EU treaty only available in French

The treaty is said by critics to be an EU constitution in disguise
The treaty is said by critics to be an EU constitution in disguise

The controversial EU treaty has only been made available to MPs in French.

The treaty, said by critics to be a constitution in disguise, was tabled in Brussels last Monday, but only in one language - a contravention of EU rules stating all documents must be published in a minimum of German, French and English.

Those rules have been temporarily suspended in a frantic bid to get the treaty agreed by October.

An English version of the 227 page document will be available next month, but Parliament will be in recess.
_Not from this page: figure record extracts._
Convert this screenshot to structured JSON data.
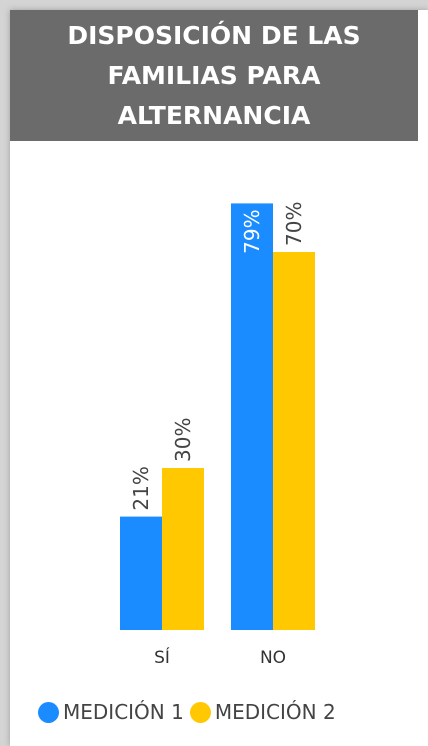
{
  "chart_data": {
    "type": "bar",
    "title": "DISPOSICIÓN DE LAS FAMILIAS PARA ALTERNANCIA",
    "categories": [
      "SÍ",
      "NO"
    ],
    "series": [
      {
        "name": "MEDICIÓN 1",
        "values": [
          21,
          79
        ],
        "labels": [
          "21%",
          "79%"
        ],
        "color": "#1a8cff"
      },
      {
        "name": "MEDICIÓN 2",
        "values": [
          30,
          70
        ],
        "labels": [
          "30%",
          "70%"
        ],
        "color": "#ffc800"
      }
    ],
    "ylim": [
      0,
      100
    ],
    "grid": false,
    "legend": "bottom"
  }
}
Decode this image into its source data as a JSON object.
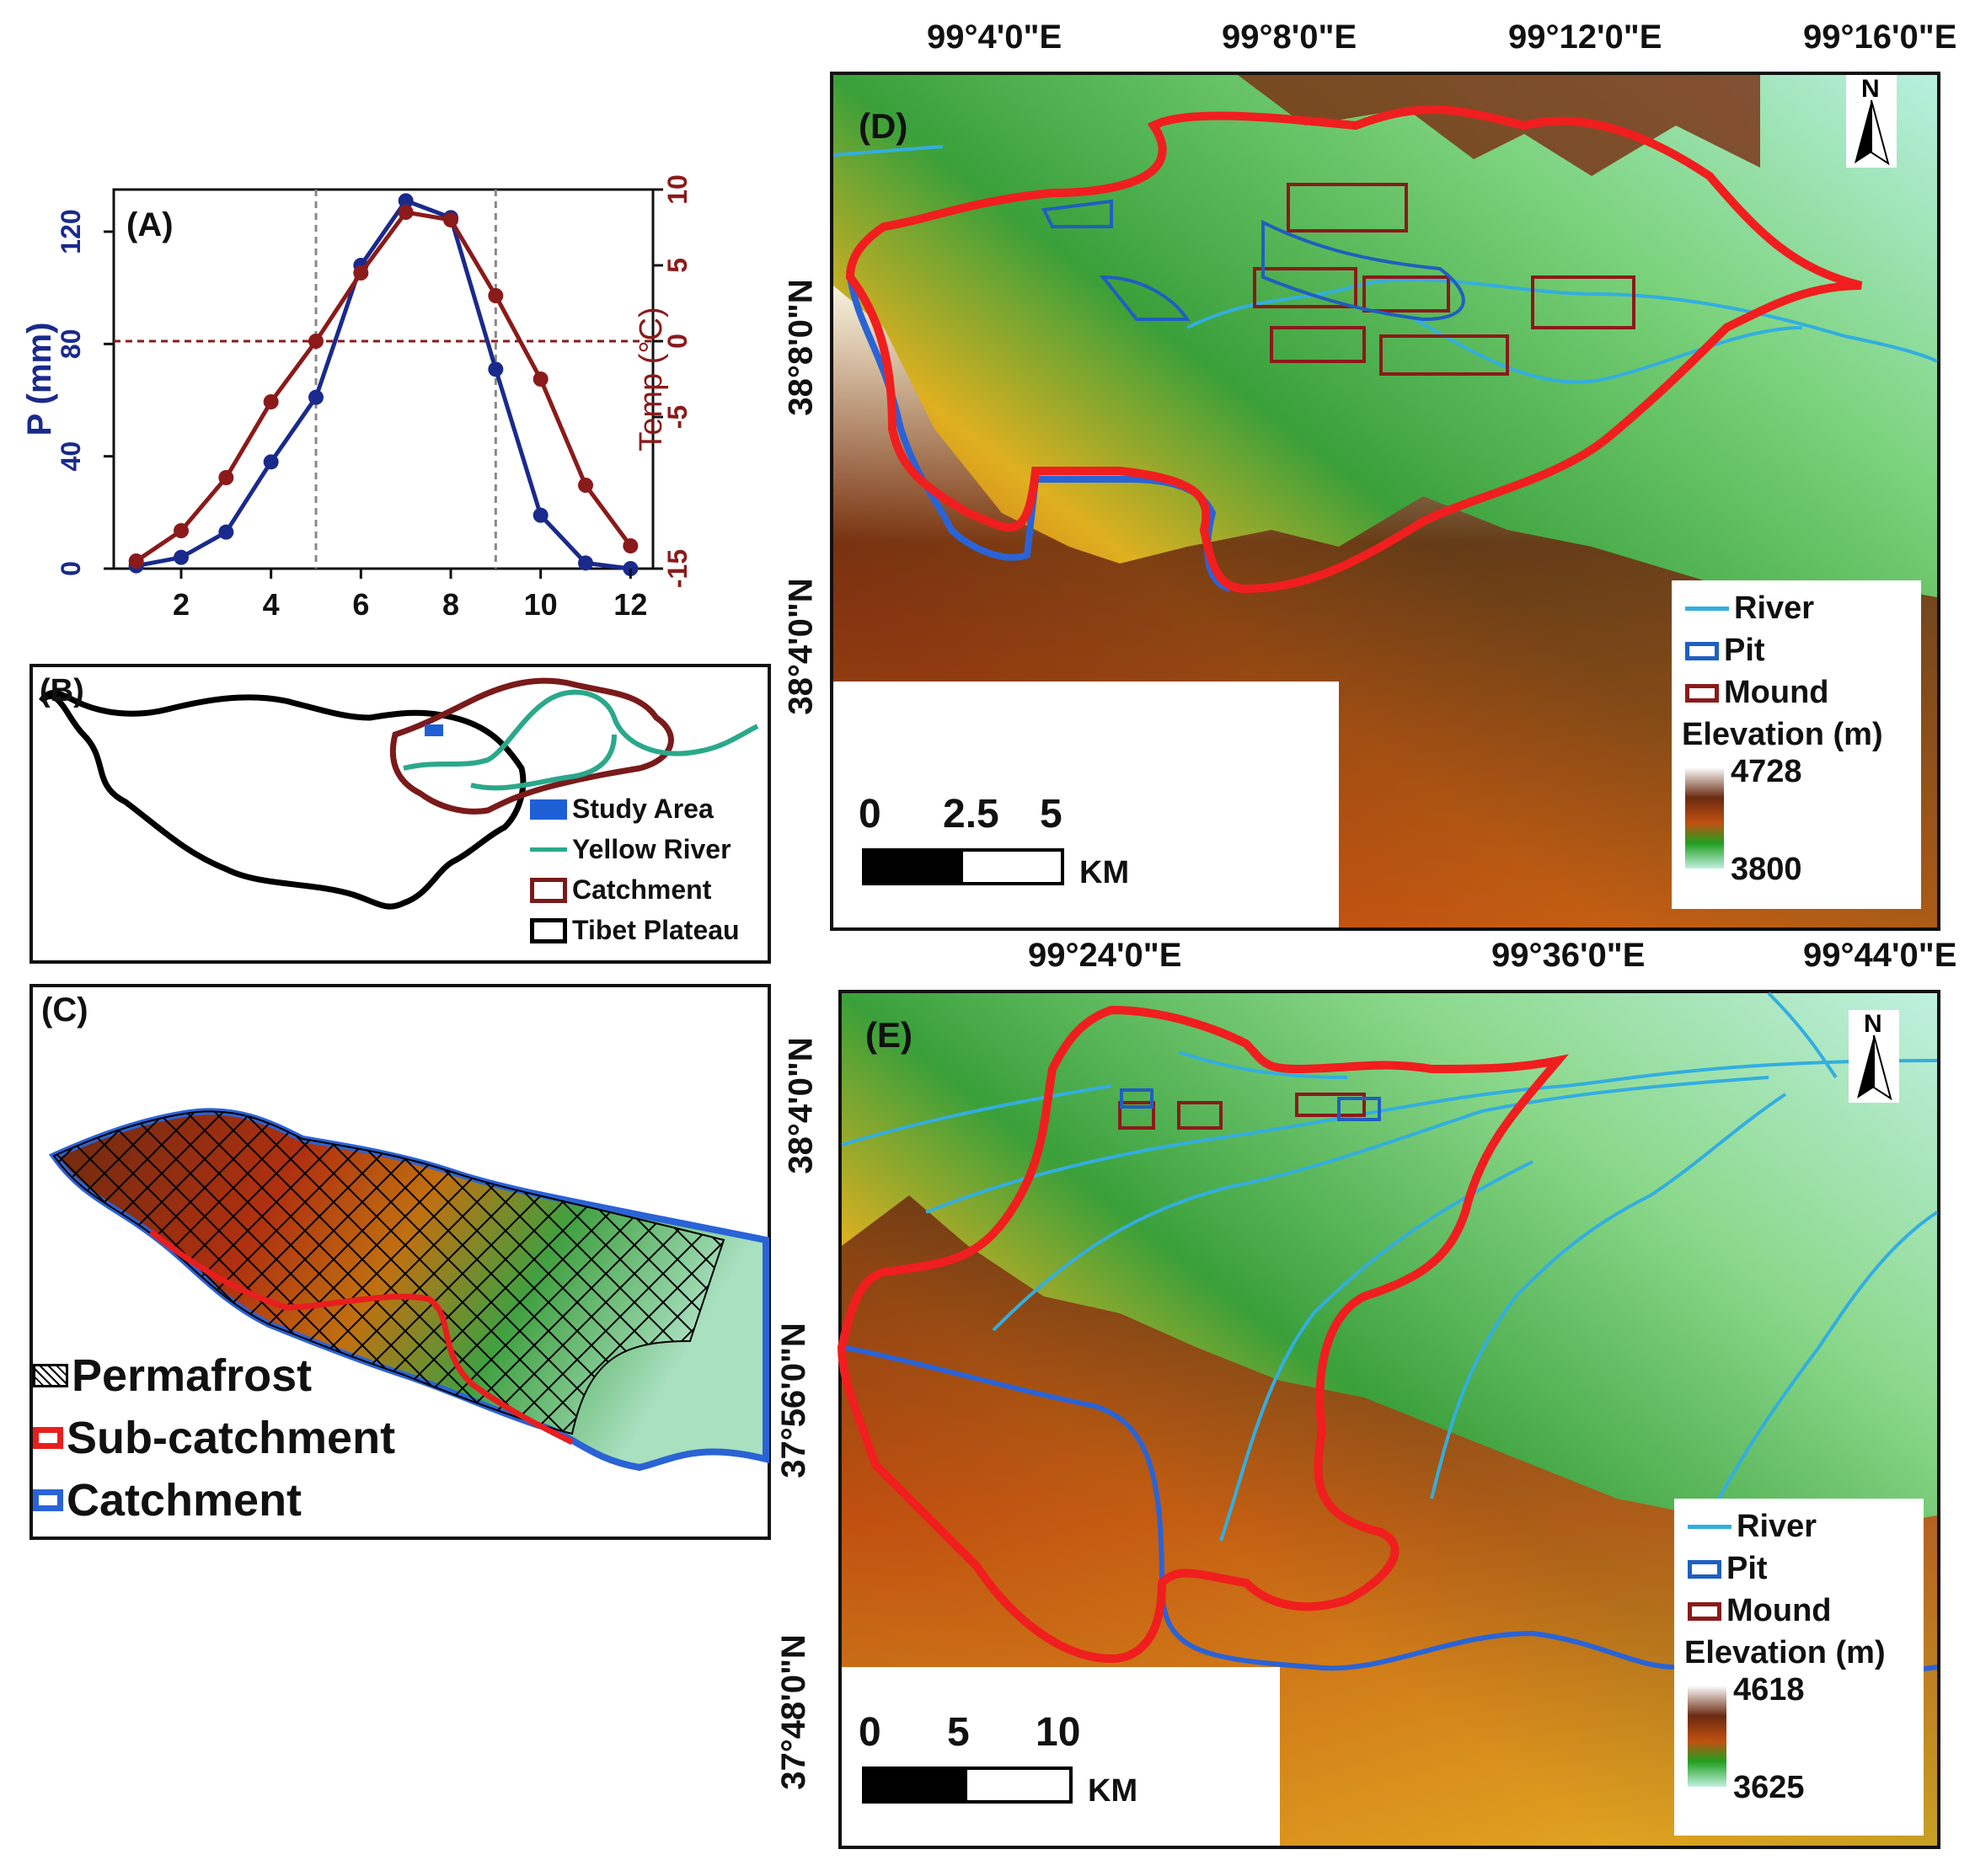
{
  "panelA": {
    "label": "(A)",
    "ylabel_left": "P (mm)",
    "ylabel_right": "Temp (°C)",
    "left_ticks": [
      "0",
      "40",
      "80",
      "120"
    ],
    "right_ticks": [
      "-15",
      "-5",
      "0",
      "5",
      "10"
    ],
    "x_ticks": [
      "2",
      "4",
      "6",
      "8",
      "10",
      "12"
    ]
  },
  "chart_data": {
    "type": "line",
    "x": [
      1,
      2,
      3,
      4,
      5,
      6,
      7,
      8,
      9,
      10,
      11,
      12
    ],
    "series": [
      {
        "axis": "left",
        "color": "#1a2a8c",
        "values": [
          1,
          4,
          13,
          38,
          61,
          108,
          131,
          125,
          71,
          19,
          2,
          0
        ]
      },
      {
        "axis": "right",
        "color": "#8b1a1a",
        "values": [
          -14.5,
          -12.5,
          -9,
          -4,
          0,
          4.5,
          8.5,
          8,
          3,
          -2.5,
          -9.5,
          -13.5
        ]
      }
    ],
    "ylim_left": [
      0,
      135
    ],
    "ylim_right": [
      -15,
      10
    ],
    "xlim": [
      0.5,
      12.5
    ],
    "reference_lines": {
      "vertical_x": [
        5,
        9
      ],
      "horizontal_right_y": 0
    },
    "grid": false
  },
  "panelB": {
    "label": "(B)",
    "legend": [
      {
        "label": "Study Area",
        "color": "#1f5fd6"
      },
      {
        "label": "Yellow River",
        "color": "#2aa88a"
      },
      {
        "label": "Catchment",
        "color": "#7a1a1a"
      },
      {
        "label": "Tibet Plateau",
        "color": "#000000"
      }
    ]
  },
  "panelC": {
    "label": "(C)",
    "legend": [
      {
        "label": "Permafrost",
        "color": "#000000"
      },
      {
        "label": "Sub-catchment",
        "color": "#e81e1e"
      },
      {
        "label": "Catchment",
        "color": "#2a63d6"
      }
    ]
  },
  "panelD": {
    "label": "(D)",
    "north": "N",
    "top_coords": [
      "99°4'0\"E",
      "99°8'0\"E",
      "99°12'0\"E",
      "99°16'0\"E"
    ],
    "left_coords": [
      "38°8'0\"N",
      "38°4'0\"N"
    ],
    "legend": {
      "river": "River",
      "pit": "Pit",
      "mound": "Mound",
      "elev_title": "Elevation (m)",
      "max": "4728",
      "min": "3800"
    },
    "scale": {
      "ticks": [
        "0",
        "2.5",
        "5"
      ],
      "unit": "KM"
    }
  },
  "panelE": {
    "label": "(E)",
    "north": "N",
    "top_coords": [
      "99°24'0\"E",
      "99°36'0\"E",
      "99°44'0\"E"
    ],
    "left_coords": [
      "38°4'0\"N",
      "37°56'0\"N",
      "37°48'0\"N"
    ],
    "legend": {
      "river": "River",
      "pit": "Pit",
      "mound": "Mound",
      "elev_title": "Elevation (m)",
      "max": "4618",
      "min": "3625"
    },
    "scale": {
      "ticks": [
        "0",
        "5",
        "10"
      ],
      "unit": "KM"
    }
  },
  "colors": {
    "precip": "#1a2a8c",
    "temp": "#8b1a1a",
    "subcatchment": "#e81e1e",
    "catchment": "#2a63d6",
    "river": "#33aee0",
    "pit": "#1f5fbf",
    "mound": "#8b1a1a"
  }
}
Once MPs return to the house, they will have only ten days before Gordon Brown travels to Lisbon to sign it.


Under his own constitutional reforms, however, he will then have to return to parliament to convince MPs to consent to its ratification.

The controversy over the EU treaty has burned brightly since Gordon Brown refused to hold a referendum over it because the UK's "red lines" - Westminster powers Britain is unwilling to give up to Brussels - are secure.

The revelation that the document had only been published in French followed a request for a copy of the treaty in English by Conservative MP Roger Gale. That request was refused.

It comes as a Labour MP and ex-minister Gisela Stuart, who helped draw up the original constitution, berated the government for not calling a referendum on the treaty.

She told MPs: "The red lines that we now say we have secured and therefore don't need a referendum, actually those red lines were already protected in the constitutional treaty on which we were prepared to give a referendum. Nothing has changed.

"We actually should ask the people to endorse that. If we are so confident it is good, we should have the confidence to ask the people."

David Cameron has seized on the absence of a referendum as proof Gordon Brown cannot be trusted.

The extent to which EU issues still galvanise his party could clearly be seen at last Wednesday's prime minister's question time, when his decision to attack Mr Brown on the subject was met by loud cheers from Conservative back benches.

Some commentators doubt whether Mr Cameron really wants a referendum, however. A heated public debate on Europe could still open age-old rifts within his own party, which has been torn apart over the issue more than once.